Foreign investors continued to buy SK Hynix shares from January to July this year with the only exception of June, when their net sale in SK Hynix totaled 50 billion won (US$45 million). Specifically, they net-bought SK Hynix shares worth 2.2 trillion won (US$2.0 billion) for the first seven months of this year and the size of the net purchase was second to none in the KOSPI market during the period. However, the net purchase abruptly stopped after Morgan Stanley’s report early this month.
As a result, the stock price of SK Hynix fell 12% this month alone, dipping below 80,000 won) (US$72) per share, in spite of the company’s record-high performance. In the second quarter of this year, the operating profit of SK Hynix hit an all-time high of 5.5739 trillion won (US$5.01 billion) with a year-on-year increase of 82.7%.
According to Morgan Stanley, the undersupply that has resulted in a rise in DRAM price is disappearing and the performance of SK Hynix can be affected by a decline in DRAM price for the time being. It also mentioned that a NAND flash oversupply has already begun, the current DRAM oversupply is coming to an end, and semiconductor prices are likely to fall with time as competition becomes more and more intense for the presence of Chinese manufacturers. On August 6 and 10, immediately after the report saying so, the stock price of SK Hynix dropped 4.7% and 3.7%, respectively.

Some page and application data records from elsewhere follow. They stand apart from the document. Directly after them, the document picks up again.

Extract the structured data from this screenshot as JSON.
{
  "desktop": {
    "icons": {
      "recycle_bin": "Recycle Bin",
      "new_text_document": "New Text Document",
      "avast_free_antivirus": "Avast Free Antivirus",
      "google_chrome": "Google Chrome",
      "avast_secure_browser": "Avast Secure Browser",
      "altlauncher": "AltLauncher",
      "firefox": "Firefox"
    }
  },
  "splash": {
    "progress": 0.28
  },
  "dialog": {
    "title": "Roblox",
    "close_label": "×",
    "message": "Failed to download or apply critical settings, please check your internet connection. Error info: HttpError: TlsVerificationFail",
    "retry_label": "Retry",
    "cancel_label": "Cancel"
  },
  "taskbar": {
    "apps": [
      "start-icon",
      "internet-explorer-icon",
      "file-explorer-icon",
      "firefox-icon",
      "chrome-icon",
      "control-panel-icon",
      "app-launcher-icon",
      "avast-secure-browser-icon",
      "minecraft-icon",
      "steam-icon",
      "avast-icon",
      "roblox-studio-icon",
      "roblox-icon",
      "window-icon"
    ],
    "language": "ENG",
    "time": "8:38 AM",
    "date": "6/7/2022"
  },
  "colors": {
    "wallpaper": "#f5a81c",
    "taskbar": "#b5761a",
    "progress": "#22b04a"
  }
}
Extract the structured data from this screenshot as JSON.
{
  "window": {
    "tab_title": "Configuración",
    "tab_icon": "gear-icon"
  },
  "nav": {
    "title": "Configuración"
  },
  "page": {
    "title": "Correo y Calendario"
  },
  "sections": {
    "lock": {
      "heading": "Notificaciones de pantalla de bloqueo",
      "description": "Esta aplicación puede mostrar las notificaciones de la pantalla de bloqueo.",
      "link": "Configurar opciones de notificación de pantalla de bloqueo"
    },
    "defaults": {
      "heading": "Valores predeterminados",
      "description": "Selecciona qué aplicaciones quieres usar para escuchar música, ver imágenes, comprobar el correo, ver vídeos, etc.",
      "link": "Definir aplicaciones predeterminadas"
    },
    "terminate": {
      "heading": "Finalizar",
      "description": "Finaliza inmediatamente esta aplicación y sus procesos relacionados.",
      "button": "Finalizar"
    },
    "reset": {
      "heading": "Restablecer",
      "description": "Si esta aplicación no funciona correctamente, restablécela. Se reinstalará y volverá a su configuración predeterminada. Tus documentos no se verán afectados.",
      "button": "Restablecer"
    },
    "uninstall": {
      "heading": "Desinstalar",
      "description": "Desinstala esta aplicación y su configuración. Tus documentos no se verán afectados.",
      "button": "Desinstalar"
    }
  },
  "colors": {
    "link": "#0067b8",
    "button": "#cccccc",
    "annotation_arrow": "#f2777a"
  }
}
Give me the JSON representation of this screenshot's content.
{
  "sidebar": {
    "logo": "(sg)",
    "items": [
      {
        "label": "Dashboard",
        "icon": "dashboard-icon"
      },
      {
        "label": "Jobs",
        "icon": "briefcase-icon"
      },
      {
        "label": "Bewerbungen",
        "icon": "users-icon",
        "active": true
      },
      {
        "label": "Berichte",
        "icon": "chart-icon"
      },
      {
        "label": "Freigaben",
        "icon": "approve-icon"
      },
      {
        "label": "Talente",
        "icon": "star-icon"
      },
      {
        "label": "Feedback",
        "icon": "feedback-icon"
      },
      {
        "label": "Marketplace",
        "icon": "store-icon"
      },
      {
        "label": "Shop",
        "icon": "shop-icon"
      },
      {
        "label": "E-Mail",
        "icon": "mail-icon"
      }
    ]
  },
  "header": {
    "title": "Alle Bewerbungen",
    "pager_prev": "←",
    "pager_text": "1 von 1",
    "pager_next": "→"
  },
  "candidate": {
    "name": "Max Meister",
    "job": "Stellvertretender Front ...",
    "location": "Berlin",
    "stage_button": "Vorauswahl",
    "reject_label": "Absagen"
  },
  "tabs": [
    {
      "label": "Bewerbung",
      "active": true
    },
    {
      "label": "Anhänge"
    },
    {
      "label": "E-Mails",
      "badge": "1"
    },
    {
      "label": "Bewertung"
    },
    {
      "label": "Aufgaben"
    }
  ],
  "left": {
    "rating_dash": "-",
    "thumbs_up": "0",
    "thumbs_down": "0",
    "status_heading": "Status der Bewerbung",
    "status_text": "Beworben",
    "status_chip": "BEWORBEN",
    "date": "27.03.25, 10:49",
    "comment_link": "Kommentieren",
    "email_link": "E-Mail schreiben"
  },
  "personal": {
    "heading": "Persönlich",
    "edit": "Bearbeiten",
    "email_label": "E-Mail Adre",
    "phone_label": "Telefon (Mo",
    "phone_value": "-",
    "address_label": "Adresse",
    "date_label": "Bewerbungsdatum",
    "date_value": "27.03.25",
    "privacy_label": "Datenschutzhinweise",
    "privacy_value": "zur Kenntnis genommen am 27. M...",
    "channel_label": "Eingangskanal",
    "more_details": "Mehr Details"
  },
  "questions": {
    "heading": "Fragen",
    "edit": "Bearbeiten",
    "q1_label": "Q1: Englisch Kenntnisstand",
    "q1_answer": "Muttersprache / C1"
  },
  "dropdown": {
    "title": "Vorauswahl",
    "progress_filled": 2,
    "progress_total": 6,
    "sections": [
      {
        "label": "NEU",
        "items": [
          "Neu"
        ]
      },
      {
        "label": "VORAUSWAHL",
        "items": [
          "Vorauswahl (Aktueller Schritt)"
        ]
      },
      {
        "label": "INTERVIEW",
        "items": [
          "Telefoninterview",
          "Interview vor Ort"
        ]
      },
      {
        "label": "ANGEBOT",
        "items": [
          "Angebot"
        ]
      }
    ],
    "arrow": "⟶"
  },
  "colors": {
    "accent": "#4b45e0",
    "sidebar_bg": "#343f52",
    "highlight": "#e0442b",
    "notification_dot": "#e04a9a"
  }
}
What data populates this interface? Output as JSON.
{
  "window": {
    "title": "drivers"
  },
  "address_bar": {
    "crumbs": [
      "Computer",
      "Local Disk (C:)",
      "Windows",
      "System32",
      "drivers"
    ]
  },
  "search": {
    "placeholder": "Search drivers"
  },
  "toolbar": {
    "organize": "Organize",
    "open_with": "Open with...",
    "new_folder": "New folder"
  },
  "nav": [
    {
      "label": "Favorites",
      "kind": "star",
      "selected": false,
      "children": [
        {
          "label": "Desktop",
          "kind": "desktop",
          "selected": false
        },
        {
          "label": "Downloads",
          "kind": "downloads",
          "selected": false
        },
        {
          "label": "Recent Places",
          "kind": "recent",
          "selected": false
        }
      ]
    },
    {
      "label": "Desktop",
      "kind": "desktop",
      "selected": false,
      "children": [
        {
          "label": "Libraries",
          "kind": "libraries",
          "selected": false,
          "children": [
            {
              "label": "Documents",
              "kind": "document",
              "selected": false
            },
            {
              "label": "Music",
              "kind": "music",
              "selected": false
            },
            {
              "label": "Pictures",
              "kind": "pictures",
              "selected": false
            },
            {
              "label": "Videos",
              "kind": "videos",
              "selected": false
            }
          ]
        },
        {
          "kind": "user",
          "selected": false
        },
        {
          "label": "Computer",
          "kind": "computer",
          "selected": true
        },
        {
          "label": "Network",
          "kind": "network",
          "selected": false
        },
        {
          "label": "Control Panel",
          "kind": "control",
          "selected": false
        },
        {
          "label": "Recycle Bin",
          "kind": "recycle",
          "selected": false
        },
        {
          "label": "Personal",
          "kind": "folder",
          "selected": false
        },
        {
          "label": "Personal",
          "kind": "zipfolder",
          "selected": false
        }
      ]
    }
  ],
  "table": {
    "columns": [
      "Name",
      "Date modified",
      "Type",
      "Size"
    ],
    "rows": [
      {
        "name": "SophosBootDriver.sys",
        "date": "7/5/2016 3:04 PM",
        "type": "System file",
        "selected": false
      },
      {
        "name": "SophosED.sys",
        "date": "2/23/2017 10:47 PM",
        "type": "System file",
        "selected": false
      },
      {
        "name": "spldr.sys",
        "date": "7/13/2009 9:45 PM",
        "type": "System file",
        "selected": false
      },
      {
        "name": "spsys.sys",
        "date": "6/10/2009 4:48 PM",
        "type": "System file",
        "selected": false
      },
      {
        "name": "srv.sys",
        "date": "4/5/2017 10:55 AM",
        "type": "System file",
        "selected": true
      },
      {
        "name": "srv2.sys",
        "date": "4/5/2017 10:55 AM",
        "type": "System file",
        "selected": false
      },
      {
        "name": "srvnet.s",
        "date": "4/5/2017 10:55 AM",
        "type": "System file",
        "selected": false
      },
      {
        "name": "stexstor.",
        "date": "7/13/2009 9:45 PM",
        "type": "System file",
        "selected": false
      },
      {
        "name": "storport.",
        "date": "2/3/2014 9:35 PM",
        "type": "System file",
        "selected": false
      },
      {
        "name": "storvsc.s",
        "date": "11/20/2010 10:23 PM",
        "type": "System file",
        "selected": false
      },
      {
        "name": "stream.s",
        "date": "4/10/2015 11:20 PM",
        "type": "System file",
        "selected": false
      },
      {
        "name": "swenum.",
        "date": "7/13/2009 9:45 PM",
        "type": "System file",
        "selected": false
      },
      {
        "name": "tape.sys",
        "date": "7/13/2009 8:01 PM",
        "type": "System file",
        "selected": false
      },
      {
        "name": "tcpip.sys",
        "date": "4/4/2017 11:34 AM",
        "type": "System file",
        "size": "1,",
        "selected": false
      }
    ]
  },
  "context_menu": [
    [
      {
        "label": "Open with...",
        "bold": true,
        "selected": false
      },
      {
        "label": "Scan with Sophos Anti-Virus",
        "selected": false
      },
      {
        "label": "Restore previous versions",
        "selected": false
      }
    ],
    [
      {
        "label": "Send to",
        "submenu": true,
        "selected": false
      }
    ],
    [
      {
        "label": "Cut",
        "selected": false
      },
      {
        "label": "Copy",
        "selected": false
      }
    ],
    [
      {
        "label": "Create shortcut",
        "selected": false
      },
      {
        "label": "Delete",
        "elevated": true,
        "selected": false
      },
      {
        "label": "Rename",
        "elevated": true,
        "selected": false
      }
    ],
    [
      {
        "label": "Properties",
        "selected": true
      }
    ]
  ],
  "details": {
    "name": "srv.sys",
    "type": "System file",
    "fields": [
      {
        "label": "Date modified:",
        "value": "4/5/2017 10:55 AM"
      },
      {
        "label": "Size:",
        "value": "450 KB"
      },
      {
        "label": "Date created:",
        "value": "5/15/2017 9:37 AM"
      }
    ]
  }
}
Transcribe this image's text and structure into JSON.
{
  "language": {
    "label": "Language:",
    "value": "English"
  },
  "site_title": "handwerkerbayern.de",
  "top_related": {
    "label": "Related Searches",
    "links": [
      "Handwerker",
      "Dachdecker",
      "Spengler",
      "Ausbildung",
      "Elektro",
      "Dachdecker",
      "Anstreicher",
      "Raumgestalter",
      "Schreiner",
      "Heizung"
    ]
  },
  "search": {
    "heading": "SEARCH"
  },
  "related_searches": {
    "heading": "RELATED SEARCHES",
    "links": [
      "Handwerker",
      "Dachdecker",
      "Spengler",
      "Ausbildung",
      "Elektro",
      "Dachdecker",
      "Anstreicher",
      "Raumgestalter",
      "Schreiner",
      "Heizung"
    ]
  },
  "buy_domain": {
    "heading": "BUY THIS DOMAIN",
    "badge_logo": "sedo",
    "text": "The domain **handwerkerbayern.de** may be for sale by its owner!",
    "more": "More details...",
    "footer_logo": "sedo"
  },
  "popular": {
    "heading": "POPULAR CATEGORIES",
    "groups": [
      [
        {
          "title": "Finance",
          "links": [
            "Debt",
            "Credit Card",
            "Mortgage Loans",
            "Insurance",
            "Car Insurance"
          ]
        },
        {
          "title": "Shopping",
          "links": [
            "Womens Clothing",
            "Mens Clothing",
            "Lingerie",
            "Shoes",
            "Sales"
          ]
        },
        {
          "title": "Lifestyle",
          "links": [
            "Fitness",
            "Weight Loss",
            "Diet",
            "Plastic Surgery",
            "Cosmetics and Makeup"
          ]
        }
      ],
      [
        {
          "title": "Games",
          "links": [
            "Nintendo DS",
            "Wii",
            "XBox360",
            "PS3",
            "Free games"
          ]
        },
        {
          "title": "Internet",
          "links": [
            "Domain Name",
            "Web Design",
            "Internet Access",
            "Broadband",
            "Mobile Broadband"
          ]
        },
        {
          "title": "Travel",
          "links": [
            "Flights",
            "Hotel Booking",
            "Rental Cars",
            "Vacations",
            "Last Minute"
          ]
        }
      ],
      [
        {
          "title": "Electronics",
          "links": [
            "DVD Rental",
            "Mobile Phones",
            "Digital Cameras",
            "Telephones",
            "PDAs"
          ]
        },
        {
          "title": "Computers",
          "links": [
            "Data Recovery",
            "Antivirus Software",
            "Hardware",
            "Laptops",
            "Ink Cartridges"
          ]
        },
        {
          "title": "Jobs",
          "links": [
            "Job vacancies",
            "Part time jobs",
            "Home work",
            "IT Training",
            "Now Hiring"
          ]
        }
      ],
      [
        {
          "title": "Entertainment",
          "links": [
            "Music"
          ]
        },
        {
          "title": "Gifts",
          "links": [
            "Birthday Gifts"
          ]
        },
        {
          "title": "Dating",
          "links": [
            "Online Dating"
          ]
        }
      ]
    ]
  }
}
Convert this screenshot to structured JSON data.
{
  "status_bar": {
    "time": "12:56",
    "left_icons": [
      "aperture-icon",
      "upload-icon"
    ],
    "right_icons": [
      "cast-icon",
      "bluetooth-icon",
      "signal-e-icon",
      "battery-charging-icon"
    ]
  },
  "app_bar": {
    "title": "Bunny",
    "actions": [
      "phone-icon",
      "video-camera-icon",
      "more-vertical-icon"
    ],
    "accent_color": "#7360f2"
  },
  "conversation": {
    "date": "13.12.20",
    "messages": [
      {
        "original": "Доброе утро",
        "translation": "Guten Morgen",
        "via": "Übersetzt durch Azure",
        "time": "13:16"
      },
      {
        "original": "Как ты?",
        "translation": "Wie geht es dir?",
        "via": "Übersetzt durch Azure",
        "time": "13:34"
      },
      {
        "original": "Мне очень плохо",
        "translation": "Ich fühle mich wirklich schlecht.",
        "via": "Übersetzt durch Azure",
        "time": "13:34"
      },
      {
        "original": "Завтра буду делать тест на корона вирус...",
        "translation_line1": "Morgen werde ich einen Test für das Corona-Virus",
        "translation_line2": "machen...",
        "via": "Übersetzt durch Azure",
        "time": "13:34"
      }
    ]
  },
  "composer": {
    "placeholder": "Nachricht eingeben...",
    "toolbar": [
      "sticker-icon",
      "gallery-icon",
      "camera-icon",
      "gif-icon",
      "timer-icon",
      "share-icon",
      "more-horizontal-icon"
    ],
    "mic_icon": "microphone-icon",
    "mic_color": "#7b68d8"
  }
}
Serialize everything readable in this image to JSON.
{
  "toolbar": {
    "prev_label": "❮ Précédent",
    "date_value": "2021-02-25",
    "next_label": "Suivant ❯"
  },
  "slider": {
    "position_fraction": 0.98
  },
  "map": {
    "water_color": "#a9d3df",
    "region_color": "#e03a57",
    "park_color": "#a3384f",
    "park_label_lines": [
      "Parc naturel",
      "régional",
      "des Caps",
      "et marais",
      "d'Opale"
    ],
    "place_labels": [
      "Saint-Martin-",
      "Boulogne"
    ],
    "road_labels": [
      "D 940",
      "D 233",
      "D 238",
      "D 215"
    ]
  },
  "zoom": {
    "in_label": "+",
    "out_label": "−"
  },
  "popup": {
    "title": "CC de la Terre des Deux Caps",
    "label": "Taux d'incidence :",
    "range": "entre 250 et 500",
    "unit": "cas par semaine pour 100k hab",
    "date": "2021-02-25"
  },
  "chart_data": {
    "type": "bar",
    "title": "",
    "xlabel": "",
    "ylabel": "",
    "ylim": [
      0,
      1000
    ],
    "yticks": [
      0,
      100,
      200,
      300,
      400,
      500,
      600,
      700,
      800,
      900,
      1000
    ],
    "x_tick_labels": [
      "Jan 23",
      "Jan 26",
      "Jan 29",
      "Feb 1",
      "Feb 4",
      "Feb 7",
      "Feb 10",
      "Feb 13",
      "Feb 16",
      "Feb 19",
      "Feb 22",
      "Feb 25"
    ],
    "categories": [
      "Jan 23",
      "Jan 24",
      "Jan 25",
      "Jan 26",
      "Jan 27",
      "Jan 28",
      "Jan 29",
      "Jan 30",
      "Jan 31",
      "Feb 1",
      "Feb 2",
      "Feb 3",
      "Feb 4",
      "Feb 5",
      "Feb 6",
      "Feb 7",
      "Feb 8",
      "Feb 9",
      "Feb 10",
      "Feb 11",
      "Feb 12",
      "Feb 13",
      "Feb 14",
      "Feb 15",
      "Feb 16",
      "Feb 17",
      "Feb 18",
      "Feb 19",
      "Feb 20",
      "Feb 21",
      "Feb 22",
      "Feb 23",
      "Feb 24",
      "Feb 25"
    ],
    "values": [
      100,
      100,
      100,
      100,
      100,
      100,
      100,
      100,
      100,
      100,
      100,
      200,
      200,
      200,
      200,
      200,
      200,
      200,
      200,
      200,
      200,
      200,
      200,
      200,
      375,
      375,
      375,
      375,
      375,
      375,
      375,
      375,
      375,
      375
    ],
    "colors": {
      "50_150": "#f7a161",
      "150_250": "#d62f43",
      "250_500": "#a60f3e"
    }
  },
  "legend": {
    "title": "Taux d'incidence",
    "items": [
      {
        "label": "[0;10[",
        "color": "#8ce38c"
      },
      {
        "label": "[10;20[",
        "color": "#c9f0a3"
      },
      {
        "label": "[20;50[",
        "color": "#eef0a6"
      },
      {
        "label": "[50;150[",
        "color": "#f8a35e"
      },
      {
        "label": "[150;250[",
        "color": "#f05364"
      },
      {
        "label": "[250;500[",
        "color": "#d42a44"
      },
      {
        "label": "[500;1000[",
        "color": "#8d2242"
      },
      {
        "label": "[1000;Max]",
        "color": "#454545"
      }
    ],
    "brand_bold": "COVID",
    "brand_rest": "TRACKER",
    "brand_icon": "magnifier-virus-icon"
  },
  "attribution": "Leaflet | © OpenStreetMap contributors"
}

Goldman Sachs recently changed its view for the worse on investment in the semiconductor industry, too.
Still, South Korean experts are focusing more on the company’s growth potential than on the adverse market situations, saying that Morgan Stanley’s predictions are exaggerated. “The ongoing arguments surrounding the current state of the semiconductor sector and rise in stock price volatility in the sector are because of a shift in DRAM market focus from PC and mobile toward server, that is, from B2C toward B2B,” said KB Securities analyst Kim Dong-won, adding, “This means semiconductor companies’ performances may get worse next year but the performance deterioration is likely to be rather limited for those with higher profit potentials.”